I started out this post with the intention of talking about how much I enjoyed his presentation. He talked about some of the things his design firm works on, which includes a mix of corporate work, personal work, and “socially responsible” work, which is paid for by the proceeds from the corporate work. The bulk of the talk was about the new book, which involves large-scale public design renditions of 20 truisms noted as musings in his personal diary. Lots of them sounded slightly familiar: “Everything I do always comes back to me” being a variant on “what comes around goes around,” but as he said, when put into his own words, had much more meaning beyond the familiar slogan. Others that had resonance for me personally are “Thinking that life will be better in the future is stupid. I have to live now.”, “Complaining is silly. Either act or forget.”, and “Money does not make me happy.”
But while searching online for the full text of the 20 things, I came across this posting on the Creative Review blog, which included the entire list along with a short blurb about a gallery exhibition that was recently mounted to show the work in New York. The most interesting thing about this post was the lengthy discussion that followed in the form of blog comments. Some of them were quite vitriolic in their response to Sagmeister’s work, calling it “banal,” “wet humanist posturing,” “self-indulgent,” “bumper-sticker philosophizing,” and equating it with “fridge magnets.”
I immediately began to question my own response to the work, which initially had been quite positive. Am I then a shallow person, because I simply enjoyed the work at its face value and failed to subject it to “a perpetual process of critical inquiry?” Should I be more demanding in my expectations of someone who enjoys this kind of stature in the design world? And why do I always let others influence what I think?
While this is an example of a response to design work, which has a somewhat different purpose than fine art (although that’s a debate for another day), it’s exactly this kind of response that makes artists afraid to put themselves out there.
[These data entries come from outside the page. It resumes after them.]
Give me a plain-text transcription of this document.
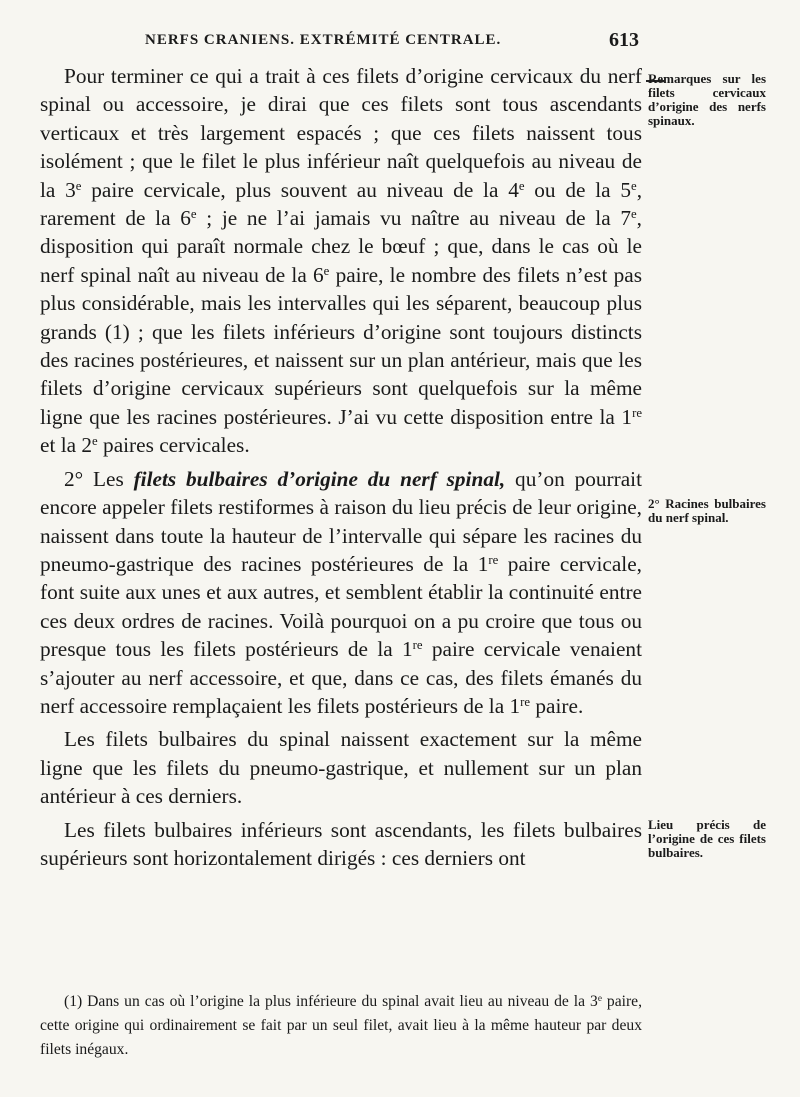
NERFS CRANIENS. EXTRÉMITÉ CENTRALE.	613

Pour terminer ce qui a trait à ces filets d’origine cervicaux du nerf spinal ou accessoire, je dirai que ces filets sont tous ascendants verticaux et très largement espacés ; que ces filets naissent tous isolément ; que le filet le plus inférieur naît quelquefois au niveau de la 3e paire cervicale, plus souvent au niveau de la 4e ou de la 5e, rarement de la 6e ; je ne l’ai jamais vu naître au niveau de la 7e, disposition qui paraît normale chez le bœuf ; que, dans le cas où le nerf spinal naît au niveau de la 6e paire, le nombre des filets n’est pas plus considérable, mais les intervalles qui les séparent, beaucoup plus grands (1) ; que les filets inférieurs d’origine sont toujours distincts des racines postérieures, et naissent sur un plan antérieur, mais que les filets d’origine cervicaux supérieurs sont quelquefois sur la même ligne que les racines postérieures. J’ai vu cette disposition entre la 1re et la 2e paires cervicales.

2° Les filets bulbaires d’origine du nerf spinal, qu’on pourrait encore appeler filets restiformes à raison du lieu précis de leur origine, naissent dans toute la hauteur de l’intervalle qui sépare les racines du pneumo-gastrique des racines postérieures de la 1re paire cervicale, font suite aux unes et aux autres, et semblent établir la continuité entre ces deux ordres de racines. Voilà pourquoi on a pu croire que tous ou presque tous les filets postérieurs de la 1re paire cervicale venaient s’ajouter au nerf accessoire, et que, dans ce cas, des filets émanés du nerf accessoire remplaçaient les filets postérieurs de la 1re paire.

Les filets bulbaires du spinal naissent exactement sur la même ligne que les filets du pneumo-gastrique, et nullement sur un plan antérieur à ces derniers.

Les filets bulbaires inférieurs sont ascendants, les filets bulbaires supérieurs sont horizontalement dirigés : ces derniers ont

Remarques sur les filets cervicaux d’origine des nerfs spinaux.
2° Racines bulbaires du nerf spinal.
Lieu précis de l’origine de ces filets bulbaires.

(1) Dans un cas où l’origine la plus inférieure du spinal avait lieu au niveau de la 3e paire, cette origine qui ordinairement se fait par un seul filet, avait lieu à la même hauteur par deux filets inégaux.
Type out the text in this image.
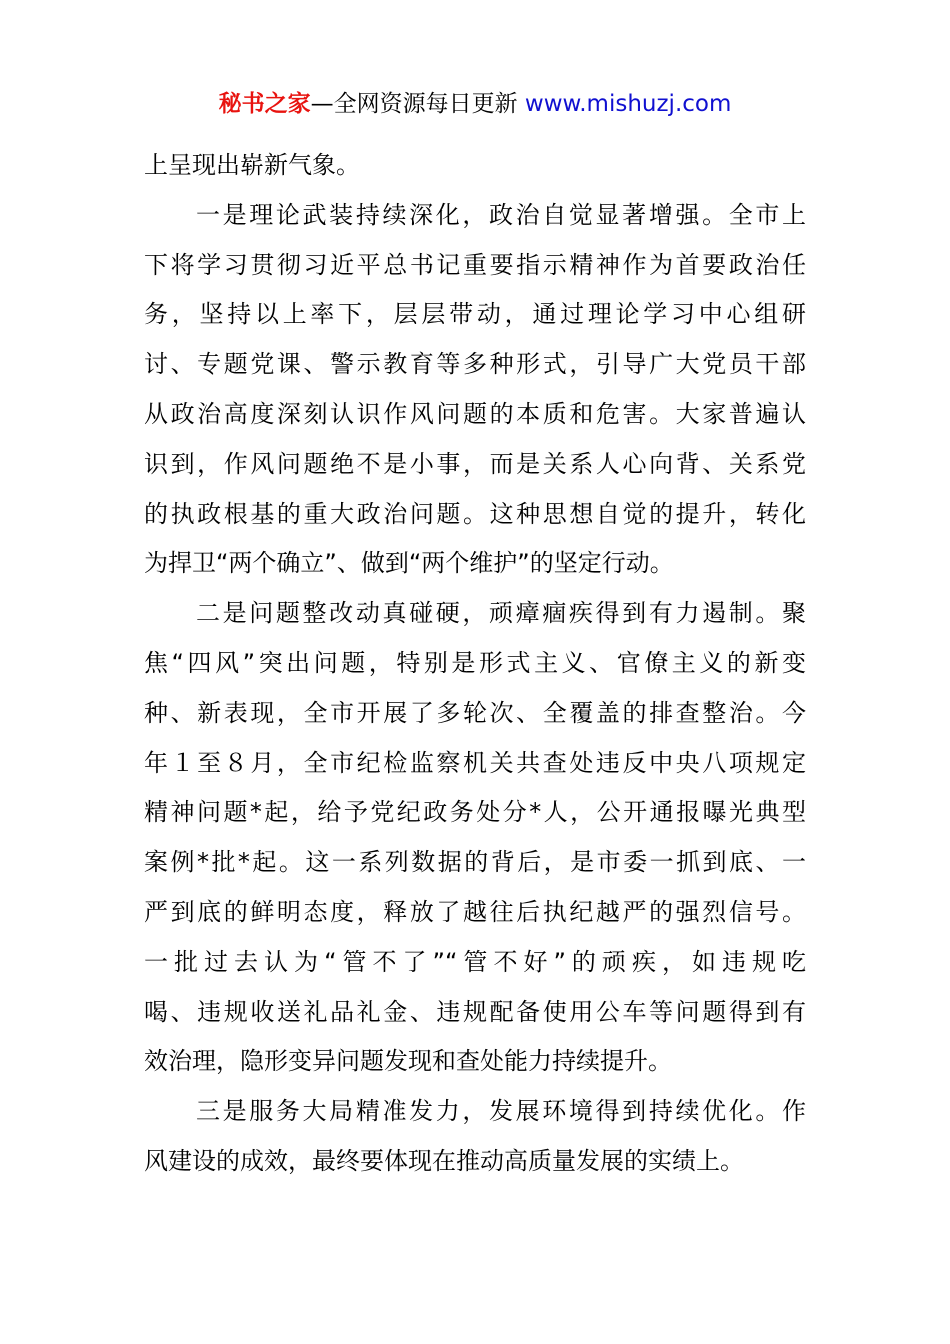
秘书之家—全网资源每日更新 www.mishuzj.com
上呈现出崭新气象。
一是理论武装持续深化，政治自觉显著增强。全市上
下将学习贯彻习近平总书记重要指示精神作为首要政治任
务，坚持以上率下，层层带动，通过理论学习中心组研
讨、专题党课、警示教育等多种形式，引导广大党员干部
从政治高度深刻认识作风问题的本质和危害。大家普遍认
识到，作风问题绝不是小事，而是关系人心向背、关系党
的执政根基的重大政治问题。这种思想自觉的提升，转化
为捍卫“两个确立”、做到“两个维护”的坚定行动。
二是问题整改动真碰硬，顽瘴痼疾得到有力遏制。聚
焦“四风”突出问题，特别是形式主义、官僚主义的新变
种、新表现，全市开展了多轮次、全覆盖的排查整治。今
年１至８月，全市纪检监察机关共查处违反中央八项规定
精神问题*起，给予党纪政务处分*人，公开通报曝光典型
案例*批*起。这一系列数据的背后，是市委一抓到底、一
严到底的鲜明态度，释放了越往后执纪越严的强烈信号。
一批过去认为“管不了”“管不好”的顽疾，如违规吃
喝、违规收送礼品礼金、违规配备使用公车等问题得到有
效治理，隐形变异问题发现和查处能力持续提升。
三是服务大局精准发力，发展环境得到持续优化。作
风建设的成效，最终要体现在推动高质量发展的实绩上。
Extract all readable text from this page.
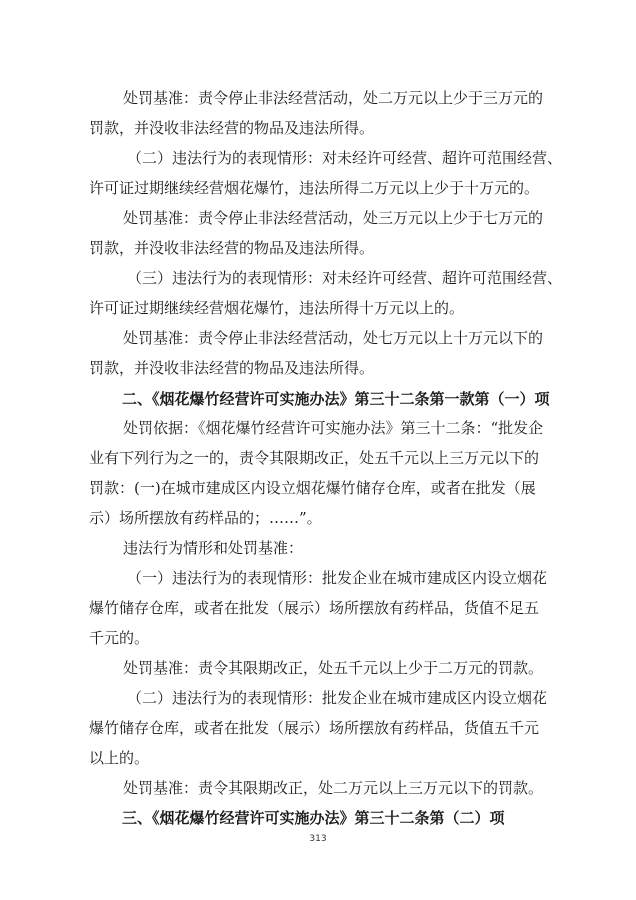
处罚基准：责令停止非法经营活动，处二万元以上少于三万元的
罚款，并没收非法经营的物品及违法所得。
（二）违法行为的表现情形：对未经许可经营、超许可范围经营、
许可证过期继续经营烟花爆竹，违法所得二万元以上少于十万元的。
处罚基准：责令停止非法经营活动，处三万元以上少于七万元的
罚款，并没收非法经营的物品及违法所得。
（三）违法行为的表现情形：对未经许可经营、超许可范围经营、
许可证过期继续经营烟花爆竹，违法所得十万元以上的。
处罚基准：责令停止非法经营活动，处七万元以上十万元以下的
罚款，并没收非法经营的物品及违法所得。
二、《烟花爆竹经营许可实施办法》第三十二条第一款第（一）项
处罚依据：《烟花爆竹经营许可实施办法》第三十二条：“批发企
业有下列行为之一的，责令其限期改正，处五千元以上三万元以下的
罚款：(一)在城市建成区内设立烟花爆竹储存仓库，或者在批发（展
示）场所摆放有药样品的；……”。
违法行为情形和处罚基准：
（一）违法行为的表现情形：批发企业在城市建成区内设立烟花
爆竹储存仓库，或者在批发（展示）场所摆放有药样品，货值不足五
千元的。
处罚基准：责令其限期改正，处五千元以上少于二万元的罚款。
（二）违法行为的表现情形：批发企业在城市建成区内设立烟花
爆竹储存仓库，或者在批发（展示）场所摆放有药样品，货值五千元
以上的。
处罚基准：责令其限期改正，处二万元以上三万元以下的罚款。
三、《烟花爆竹经营许可实施办法》第三十二条第（二）项
313
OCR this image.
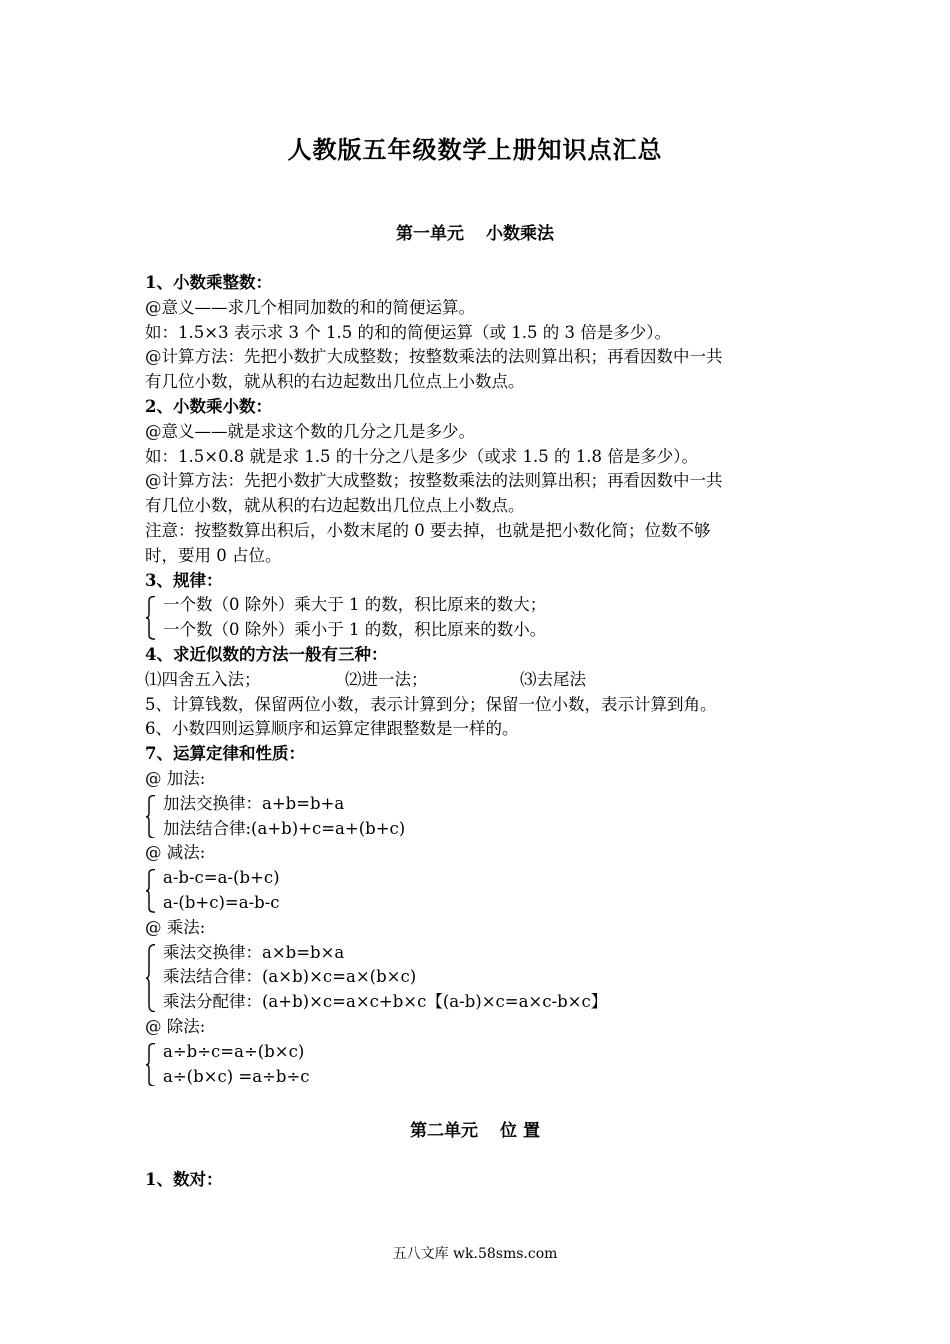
人教版五年级数学上册知识点汇总
第一单元 小数乘法
1、小数乘整数：
@意义——求几个相同加数的和的简便运算。
如：1.5×3 表示求 3 个 1.5 的和的简便运算（或 1.5 的 3 倍是多少）。
@计算方法：先把小数扩大成整数；按整数乘法的法则算出积；再看因数中一共
有几位小数，就从积的右边起数出几位点上小数点。
2、小数乘小数：
@意义——就是求这个数的几分之几是多少。
如：1.5×0.8 就是求 1.5 的十分之八是多少（或求 1.5 的 1.8 倍是多少）。
@计算方法：先把小数扩大成整数；按整数乘法的法则算出积；再看因数中一共
有几位小数，就从积的右边起数出几位点上小数点。
注意：按整数算出积后，小数末尾的 0 要去掉，也就是把小数化简；位数不够
时，要用 0 占位。
3、规律：
一个数（0 除外）乘大于 1 的数，积比原来的数大；
一个数（0 除外）乘小于 1 的数，积比原来的数小。
4、求近似数的方法一般有三种：
⑴四舍五入法；	⑵进一法；	⑶去尾法
5、计算钱数，保留两位小数，表示计算到分；保留一位小数，表示计算到角。
6、小数四则运算顺序和运算定律跟整数是一样的。
7、运算定律和性质：
@ 加法:
加法交换律：a+b=b+a
加法结合律:(a+b)+c=a+(b+c)
@ 减法:
a-b-c=a-(b+c)
a-(b+c)=a-b-c
@ 乘法:
乘法交换律：a×b=b×a
乘法结合律：(a×b)×c=a×(b×c)
乘法分配律：(a+b)×c=a×c+b×c【(a-b)×c=a×c-b×c】
@ 除法:
a÷b÷c=a÷(b×c)
a÷(b×c) =a÷b÷c
第二单元 位 置
1、数对：
五八文库 wk.58sms.com
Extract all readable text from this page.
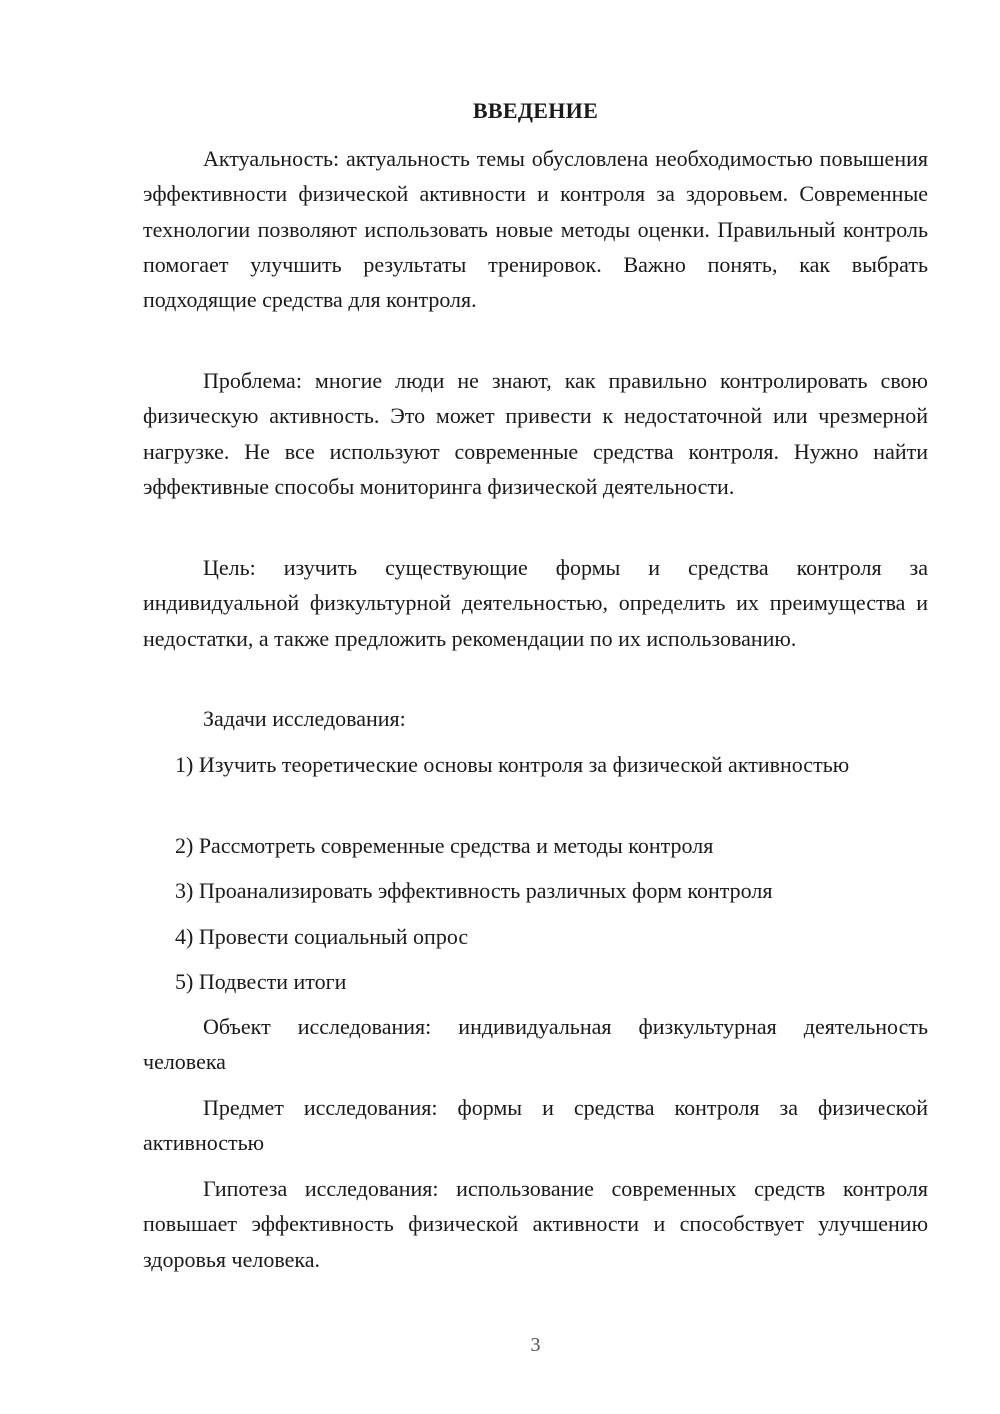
ВВЕДЕНИЕ

Актуальность: актуальность темы обусловлена необходимостью повышения эффективности физической активности и контроля за здоровьем. Современные технологии позволяют использовать новые методы оценки. Правильный контроль помогает улучшить результаты тренировок. Важно понять, как выбрать подходящие средства для контроля.

Проблема: многие люди не знают, как правильно контролировать свою физическую активность. Это может привести к недостаточной или чрезмерной нагрузке. Не все используют современные средства контроля. Нужно найти эффективные способы мониторинга физической деятельности.

Цель: изучить существующие формы и средства контроля за индивидуальной физкультурной деятельностью, определить их преимущества и недостатки, а также предложить рекомендации по их использованию.

Задачи исследования:

1) Изучить теоретические основы контроля за физической активностью

2) Рассмотреть современные средства и методы контроля

3) Проанализировать эффективность различных форм контроля

4) Провести социальный опрос

5) Подвести итоги

Объект исследования: индивидуальная физкультурная деятельность человека

Предмет исследования: формы и средства контроля за физической активностью

Гипотеза исследования: использование современных средств контроля повышает эффективность физической активности и способствует улучшению здоровья человека.

3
It seems there are always those who are quick to tear down the efforts of others, while perhaps not taking any risks of their own. I’m not saying there isn’t room for criticism, but why can’t things just be seen for what they are instead of being lambasted for what they’re not?
For my part, I think the 20 things are just one person’s attempt to find ways to make life more bearable, and if they help someone else to take a minute and look at things with a new perspective, then so much the better. We can’t expect everything someone does to fix all the ills of the world, even if he is a celebrity in his field.
Thanks for the link. I read the list and agreed with most of his thoughts as a result of my own year off and of the searching I’ve done. Then I read the comments and it appears that the negativity comes from people who are living and seeing life at a rather shallow and superficial level making it all about self and money and power and position. Not getting the message make sense when what he’s talking about is an internal thing where you have to make a conscious choice to go to that level to get it. It’s so obvious, it’s missed.
A really interesting post (and thanks for the link as well.)
Sag’s aphorisms provoked such a thicket of bristly negativos, it struck me as if those folks think they’ll magically gain stature by knocking a semi-celebrity — sort of a reverse fawning, if you will.
That said, are his aphorisms evidence of a deep thinker/guide? Doesn’t feel that way to me — but they do strike me as the sort of scaffolding that a designer builds in order to make visual riffs and play.
Ain’t nothing wrong with that, except the noise of the surrounding tomato-throwers makes it hard to hear the sounds of play.